From nearly every stand, there are men barking the prices of their wares along with the usual chorus–– “Fatto in Italia!” or, made in Italy! When the dizzying dissonance and seemingly endless rows packed with buyers and sellers have taken their toll, I turn from the flea market toward the produce. Drawn in by the lilting melody of a man across the way, I make my approach as he continues singing over his squash. Gifted with a set of pipes that could rival Pavarotti and a suave manner of placing vegetables into bags for customers, he immediately wins me over. I offer a glimmering smile and beg for another song. He humors me with the Neapolitan classic, “O Sole Mio,” which is greeted by a round of applause, and creates somewhat of a scene. Young men from other stands—working alongside their fathers—steal glances at us and offer shy smiles, all while showing off their produce.
All is fresh and full of vibrant colors––the squash are five times the size of watermelons and the vendors exceptionally charming––yet it’s the buffalo mozzarella that catches my special attention. Native to Campania, mozzarella di bufala abounds in this region, and the large portion we bring home to make fresh insalata caprese does not disappoint. During my stay, I indulge in savoring its milky white, fibrous layers at nearly every meal. It’s served in various ways, from a venerable a la carte form, to breaded and fried, melted on pizza––and even wrapped in cooked prosciutto.
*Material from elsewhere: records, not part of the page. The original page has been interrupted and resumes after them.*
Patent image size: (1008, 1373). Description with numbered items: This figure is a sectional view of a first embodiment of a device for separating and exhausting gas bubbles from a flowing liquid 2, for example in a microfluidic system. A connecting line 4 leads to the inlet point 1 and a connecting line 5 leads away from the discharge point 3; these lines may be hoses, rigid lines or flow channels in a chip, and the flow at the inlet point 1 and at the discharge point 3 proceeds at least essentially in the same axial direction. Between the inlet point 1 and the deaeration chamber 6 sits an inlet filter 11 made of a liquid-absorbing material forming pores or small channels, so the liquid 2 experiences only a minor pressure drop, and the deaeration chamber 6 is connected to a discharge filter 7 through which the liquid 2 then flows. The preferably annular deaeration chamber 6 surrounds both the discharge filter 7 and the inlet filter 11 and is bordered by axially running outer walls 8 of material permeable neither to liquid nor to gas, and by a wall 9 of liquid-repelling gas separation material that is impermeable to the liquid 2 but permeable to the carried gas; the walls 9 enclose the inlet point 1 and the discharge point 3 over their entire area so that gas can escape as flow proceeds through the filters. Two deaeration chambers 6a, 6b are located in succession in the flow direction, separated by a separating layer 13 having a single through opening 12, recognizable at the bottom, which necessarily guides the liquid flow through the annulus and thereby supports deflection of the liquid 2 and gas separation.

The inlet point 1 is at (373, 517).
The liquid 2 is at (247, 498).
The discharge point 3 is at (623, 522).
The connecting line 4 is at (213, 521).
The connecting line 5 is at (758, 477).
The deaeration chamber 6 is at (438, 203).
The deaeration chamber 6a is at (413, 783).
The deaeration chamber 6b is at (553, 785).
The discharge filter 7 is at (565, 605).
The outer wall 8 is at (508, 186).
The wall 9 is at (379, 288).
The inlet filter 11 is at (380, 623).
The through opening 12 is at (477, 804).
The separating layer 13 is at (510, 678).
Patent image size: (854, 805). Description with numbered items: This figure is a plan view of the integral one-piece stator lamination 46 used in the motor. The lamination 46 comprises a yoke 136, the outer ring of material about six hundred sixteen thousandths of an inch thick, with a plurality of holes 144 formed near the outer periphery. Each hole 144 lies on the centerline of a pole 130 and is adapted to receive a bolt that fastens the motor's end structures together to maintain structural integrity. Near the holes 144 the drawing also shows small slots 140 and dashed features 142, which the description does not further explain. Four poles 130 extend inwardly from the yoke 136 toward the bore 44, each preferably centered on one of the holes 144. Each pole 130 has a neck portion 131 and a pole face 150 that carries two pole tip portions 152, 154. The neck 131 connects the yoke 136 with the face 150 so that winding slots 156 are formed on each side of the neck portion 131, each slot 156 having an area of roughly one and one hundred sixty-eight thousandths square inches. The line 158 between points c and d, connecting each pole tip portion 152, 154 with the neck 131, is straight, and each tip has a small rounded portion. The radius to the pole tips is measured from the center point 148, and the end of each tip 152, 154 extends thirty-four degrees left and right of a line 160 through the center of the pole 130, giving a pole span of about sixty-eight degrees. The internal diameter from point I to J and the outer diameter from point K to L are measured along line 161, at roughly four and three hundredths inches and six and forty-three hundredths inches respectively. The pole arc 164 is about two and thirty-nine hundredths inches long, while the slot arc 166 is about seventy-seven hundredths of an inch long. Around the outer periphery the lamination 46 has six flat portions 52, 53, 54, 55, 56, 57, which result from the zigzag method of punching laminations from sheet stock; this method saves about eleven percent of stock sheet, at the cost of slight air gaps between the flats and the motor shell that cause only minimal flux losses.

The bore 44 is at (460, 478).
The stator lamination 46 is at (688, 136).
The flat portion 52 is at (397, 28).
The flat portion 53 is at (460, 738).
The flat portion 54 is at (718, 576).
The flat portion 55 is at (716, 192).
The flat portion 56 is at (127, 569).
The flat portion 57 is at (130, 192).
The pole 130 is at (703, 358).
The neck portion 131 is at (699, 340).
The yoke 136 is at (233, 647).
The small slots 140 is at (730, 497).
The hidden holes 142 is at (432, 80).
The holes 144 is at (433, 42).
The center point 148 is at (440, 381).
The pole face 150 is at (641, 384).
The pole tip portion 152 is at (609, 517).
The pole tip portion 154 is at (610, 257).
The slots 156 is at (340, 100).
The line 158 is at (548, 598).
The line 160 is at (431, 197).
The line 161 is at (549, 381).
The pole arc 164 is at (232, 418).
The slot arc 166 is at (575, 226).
Heading back through the crowds again toward the exit, we are approached by an African man trying to sell us a pair of socks. We indicate that we aren’t interested, and he begs us, out of the kindness of our hearts, to buy a pair so he might support his family. His truth rang clearly: this market is not simply about the trading of goods, in which consumers make purchases and move on. It is a platform for a valuable exchange of needs, one between shopper and vendor, and one that is wholly absent in ordinary supermarkets.